Предположили, что ещё два полка повезём по Туре от Койвинской линии на плоскодонных двенадцатитонках, которые ещё до ледостава согнали к той же брусовке и без торопливости перевезли за Камень, собрав в устье впадающей в Туру реки Кушвы, что рядом с горой Благодать. Там невольно собрался лодочный двор, смотрящим над которым оказался кто-то из строгановских людишек. А основными поселенцами сделались экипажи наших пронырливых барж.

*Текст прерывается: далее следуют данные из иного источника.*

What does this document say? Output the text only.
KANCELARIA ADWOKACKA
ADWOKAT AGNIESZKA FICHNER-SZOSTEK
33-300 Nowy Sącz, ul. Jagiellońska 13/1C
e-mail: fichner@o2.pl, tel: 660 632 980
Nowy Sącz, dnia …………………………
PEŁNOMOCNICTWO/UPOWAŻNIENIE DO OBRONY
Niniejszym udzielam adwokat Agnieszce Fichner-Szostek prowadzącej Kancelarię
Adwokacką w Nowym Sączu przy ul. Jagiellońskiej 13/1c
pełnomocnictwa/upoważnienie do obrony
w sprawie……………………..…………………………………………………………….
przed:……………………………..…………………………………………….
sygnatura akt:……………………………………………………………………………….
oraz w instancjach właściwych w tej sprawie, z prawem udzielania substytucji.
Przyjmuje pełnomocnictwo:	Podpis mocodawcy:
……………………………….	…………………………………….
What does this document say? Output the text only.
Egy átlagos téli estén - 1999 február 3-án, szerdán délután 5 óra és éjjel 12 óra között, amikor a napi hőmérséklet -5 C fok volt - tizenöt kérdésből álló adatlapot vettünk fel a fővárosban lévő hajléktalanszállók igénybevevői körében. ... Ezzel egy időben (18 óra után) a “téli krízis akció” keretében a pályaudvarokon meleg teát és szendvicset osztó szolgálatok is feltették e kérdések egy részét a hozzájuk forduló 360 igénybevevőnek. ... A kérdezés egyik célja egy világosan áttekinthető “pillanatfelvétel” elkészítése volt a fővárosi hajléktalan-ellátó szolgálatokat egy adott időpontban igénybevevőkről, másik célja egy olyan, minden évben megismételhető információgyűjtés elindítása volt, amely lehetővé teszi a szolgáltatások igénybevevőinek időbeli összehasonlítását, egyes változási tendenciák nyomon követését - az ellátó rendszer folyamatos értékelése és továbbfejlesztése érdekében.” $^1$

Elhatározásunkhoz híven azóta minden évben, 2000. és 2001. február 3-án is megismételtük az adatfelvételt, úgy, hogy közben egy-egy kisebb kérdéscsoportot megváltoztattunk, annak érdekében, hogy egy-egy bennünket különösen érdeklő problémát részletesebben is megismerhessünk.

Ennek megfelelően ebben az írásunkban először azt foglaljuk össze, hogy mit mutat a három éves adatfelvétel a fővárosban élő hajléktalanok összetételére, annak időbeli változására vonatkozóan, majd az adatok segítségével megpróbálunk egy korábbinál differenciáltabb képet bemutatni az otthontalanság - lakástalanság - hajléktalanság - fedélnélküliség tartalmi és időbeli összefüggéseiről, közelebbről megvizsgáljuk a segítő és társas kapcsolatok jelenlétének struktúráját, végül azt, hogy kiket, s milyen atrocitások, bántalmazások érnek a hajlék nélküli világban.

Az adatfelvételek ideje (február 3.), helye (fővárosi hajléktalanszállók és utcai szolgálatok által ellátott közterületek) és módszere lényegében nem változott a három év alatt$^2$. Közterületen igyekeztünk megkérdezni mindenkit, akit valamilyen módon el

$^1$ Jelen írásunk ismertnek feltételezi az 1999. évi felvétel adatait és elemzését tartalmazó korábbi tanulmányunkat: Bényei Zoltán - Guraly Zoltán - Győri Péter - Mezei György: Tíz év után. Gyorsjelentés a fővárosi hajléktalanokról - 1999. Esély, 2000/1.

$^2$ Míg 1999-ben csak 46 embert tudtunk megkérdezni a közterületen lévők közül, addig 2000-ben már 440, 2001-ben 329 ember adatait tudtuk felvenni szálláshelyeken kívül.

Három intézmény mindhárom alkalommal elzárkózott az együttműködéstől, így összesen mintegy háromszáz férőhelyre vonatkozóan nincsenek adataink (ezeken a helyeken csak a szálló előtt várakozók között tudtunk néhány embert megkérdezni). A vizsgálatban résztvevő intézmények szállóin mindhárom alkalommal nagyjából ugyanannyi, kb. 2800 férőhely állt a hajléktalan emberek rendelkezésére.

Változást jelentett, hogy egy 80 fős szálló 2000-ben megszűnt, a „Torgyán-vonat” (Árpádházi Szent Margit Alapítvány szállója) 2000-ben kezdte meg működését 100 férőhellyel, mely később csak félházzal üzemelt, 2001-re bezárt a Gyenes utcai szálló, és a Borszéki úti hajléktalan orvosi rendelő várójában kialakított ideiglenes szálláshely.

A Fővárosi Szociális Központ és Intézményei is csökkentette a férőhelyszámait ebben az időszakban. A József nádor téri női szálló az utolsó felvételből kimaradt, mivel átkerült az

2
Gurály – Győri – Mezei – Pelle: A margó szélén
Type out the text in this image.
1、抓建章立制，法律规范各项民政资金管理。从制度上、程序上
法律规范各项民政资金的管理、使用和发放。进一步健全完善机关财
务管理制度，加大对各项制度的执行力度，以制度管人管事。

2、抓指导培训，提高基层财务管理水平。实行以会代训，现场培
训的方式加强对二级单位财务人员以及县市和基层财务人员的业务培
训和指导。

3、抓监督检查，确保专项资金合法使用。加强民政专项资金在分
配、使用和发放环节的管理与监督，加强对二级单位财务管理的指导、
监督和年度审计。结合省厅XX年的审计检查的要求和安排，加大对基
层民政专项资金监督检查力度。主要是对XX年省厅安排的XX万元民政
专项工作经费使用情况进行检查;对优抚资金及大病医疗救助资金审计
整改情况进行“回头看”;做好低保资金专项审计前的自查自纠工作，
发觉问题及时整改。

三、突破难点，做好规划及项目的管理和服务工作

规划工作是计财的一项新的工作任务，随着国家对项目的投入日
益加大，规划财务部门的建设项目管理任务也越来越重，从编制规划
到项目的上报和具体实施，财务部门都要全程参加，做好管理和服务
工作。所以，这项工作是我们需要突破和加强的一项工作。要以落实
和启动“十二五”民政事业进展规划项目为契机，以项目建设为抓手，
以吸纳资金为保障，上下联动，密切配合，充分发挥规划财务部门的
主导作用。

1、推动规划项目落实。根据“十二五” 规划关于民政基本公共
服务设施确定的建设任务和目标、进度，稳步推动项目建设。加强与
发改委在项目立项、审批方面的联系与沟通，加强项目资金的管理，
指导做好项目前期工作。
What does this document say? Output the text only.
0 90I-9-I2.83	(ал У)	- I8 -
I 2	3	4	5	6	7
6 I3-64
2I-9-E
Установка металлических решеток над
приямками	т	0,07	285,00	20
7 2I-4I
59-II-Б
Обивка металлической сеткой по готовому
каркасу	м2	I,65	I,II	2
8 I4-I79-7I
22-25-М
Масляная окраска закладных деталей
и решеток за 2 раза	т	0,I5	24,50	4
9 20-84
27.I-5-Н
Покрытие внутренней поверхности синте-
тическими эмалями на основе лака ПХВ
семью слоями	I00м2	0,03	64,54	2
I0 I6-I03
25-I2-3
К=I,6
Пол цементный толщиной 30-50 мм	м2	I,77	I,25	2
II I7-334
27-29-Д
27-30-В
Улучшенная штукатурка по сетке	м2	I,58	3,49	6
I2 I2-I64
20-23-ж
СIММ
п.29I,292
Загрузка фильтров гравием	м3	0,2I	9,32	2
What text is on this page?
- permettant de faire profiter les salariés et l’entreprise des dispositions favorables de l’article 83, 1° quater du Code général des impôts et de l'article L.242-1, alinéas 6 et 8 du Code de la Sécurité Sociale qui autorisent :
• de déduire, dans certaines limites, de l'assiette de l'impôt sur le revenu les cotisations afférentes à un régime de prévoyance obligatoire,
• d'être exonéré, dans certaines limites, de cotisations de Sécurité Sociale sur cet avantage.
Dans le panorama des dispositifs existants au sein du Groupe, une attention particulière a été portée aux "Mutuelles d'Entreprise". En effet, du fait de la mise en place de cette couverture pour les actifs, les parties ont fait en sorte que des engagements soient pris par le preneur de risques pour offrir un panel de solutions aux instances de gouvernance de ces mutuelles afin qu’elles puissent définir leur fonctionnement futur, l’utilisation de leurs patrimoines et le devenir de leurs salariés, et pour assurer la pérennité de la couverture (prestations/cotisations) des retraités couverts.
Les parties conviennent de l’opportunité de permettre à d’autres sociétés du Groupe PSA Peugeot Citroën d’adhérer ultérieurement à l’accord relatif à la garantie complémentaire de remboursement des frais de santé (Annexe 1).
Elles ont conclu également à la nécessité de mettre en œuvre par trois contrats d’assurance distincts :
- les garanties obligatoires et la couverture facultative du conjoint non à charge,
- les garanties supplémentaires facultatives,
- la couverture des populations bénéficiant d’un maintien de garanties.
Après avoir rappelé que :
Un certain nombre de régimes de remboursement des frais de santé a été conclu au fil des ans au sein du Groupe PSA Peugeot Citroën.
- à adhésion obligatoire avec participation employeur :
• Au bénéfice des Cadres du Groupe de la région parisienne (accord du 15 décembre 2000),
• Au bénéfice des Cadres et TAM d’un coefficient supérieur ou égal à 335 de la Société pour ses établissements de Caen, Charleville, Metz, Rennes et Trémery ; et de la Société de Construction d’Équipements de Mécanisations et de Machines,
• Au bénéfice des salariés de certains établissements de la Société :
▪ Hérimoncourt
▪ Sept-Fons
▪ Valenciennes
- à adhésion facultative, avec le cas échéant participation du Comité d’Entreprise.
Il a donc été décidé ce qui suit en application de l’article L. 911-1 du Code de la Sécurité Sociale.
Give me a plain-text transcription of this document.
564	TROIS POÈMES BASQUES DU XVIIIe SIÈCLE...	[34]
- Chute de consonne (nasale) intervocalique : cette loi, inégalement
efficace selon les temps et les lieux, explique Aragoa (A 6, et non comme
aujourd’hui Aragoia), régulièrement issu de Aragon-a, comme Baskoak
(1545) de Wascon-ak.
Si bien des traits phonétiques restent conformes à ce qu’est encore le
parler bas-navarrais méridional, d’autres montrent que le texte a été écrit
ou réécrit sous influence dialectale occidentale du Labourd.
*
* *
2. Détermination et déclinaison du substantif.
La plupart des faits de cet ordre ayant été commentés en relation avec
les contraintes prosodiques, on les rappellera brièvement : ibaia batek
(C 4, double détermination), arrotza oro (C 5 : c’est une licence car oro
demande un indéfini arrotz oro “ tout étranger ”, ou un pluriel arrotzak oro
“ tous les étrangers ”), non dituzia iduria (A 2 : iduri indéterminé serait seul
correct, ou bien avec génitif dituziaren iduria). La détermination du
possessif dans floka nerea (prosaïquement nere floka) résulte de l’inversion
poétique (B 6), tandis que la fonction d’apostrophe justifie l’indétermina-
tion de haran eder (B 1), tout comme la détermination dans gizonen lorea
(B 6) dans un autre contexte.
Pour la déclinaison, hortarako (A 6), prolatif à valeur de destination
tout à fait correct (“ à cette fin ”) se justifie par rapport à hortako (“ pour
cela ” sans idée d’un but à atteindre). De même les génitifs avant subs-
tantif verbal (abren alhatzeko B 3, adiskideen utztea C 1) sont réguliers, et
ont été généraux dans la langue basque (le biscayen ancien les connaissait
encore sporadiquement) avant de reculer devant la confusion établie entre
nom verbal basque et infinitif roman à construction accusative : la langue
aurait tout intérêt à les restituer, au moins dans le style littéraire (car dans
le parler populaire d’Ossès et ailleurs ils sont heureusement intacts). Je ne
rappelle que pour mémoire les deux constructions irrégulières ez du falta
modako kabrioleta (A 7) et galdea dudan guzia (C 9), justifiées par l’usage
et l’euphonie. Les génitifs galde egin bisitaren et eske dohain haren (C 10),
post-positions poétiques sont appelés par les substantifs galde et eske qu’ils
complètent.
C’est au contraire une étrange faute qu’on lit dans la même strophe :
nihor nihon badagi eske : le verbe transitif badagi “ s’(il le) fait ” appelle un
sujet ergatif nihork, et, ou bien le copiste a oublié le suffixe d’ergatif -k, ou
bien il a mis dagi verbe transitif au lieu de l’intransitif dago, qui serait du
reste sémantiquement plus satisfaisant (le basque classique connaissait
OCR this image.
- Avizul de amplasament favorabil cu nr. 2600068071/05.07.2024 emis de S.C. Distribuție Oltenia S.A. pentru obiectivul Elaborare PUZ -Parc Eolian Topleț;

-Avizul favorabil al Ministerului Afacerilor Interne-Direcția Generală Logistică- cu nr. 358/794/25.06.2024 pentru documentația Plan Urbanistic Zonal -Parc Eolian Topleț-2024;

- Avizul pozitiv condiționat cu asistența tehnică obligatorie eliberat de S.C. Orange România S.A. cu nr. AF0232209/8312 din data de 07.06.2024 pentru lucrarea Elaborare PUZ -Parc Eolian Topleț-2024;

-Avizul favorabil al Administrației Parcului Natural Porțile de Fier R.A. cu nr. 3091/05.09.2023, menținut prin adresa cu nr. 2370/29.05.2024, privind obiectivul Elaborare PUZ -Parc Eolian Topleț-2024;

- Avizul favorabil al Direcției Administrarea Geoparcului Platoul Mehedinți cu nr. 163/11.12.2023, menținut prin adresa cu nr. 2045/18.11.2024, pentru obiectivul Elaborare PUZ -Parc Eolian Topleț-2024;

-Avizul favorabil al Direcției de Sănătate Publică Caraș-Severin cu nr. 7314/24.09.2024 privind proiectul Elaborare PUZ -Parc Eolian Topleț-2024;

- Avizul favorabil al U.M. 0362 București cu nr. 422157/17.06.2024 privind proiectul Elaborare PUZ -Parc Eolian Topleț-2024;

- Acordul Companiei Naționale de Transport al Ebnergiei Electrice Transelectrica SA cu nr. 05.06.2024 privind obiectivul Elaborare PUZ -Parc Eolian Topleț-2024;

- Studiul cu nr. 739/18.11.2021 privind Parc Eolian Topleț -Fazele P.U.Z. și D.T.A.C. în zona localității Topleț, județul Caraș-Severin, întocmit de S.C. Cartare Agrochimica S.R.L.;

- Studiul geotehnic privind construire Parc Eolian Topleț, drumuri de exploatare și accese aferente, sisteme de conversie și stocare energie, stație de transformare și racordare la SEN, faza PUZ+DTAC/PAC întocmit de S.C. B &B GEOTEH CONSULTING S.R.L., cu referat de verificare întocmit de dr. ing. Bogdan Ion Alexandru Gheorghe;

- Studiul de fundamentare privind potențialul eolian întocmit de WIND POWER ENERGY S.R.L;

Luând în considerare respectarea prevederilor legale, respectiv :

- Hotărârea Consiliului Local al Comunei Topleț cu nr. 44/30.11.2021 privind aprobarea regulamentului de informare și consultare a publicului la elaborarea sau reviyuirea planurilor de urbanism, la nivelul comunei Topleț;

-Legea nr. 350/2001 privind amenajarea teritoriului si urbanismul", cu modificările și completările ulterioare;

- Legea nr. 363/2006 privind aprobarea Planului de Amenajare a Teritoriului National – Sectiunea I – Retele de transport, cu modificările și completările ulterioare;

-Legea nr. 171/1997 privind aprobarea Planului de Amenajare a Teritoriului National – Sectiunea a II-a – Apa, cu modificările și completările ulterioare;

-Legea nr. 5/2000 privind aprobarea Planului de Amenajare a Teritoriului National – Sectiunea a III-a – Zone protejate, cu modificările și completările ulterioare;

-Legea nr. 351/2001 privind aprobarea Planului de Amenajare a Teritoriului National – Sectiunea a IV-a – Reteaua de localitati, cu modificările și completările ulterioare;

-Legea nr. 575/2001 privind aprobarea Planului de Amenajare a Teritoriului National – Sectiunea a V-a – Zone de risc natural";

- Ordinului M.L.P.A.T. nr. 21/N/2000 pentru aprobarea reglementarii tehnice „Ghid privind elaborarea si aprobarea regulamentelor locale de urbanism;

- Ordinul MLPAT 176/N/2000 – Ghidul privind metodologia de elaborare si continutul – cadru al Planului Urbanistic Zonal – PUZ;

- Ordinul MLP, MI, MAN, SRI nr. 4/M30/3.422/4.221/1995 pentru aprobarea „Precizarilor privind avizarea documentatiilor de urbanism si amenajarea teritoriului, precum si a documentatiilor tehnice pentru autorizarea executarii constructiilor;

Личный же состав предполагаемых к перевозке к Ачинску полков мы приготовились добросить до уральской брусовки двумя лесовозами, тремя стотонниками и одной баржей типа «Донская», которую успели соорудить в Муроме. То есть если нарезать большими кусками, подготовка к массированному прорыву на Дальний Восток проводилась планово. Провизию для пассажиров тоже подтягивали, собирая на складах Чусовских Городков, но это уже санными обозами, когда встали реки.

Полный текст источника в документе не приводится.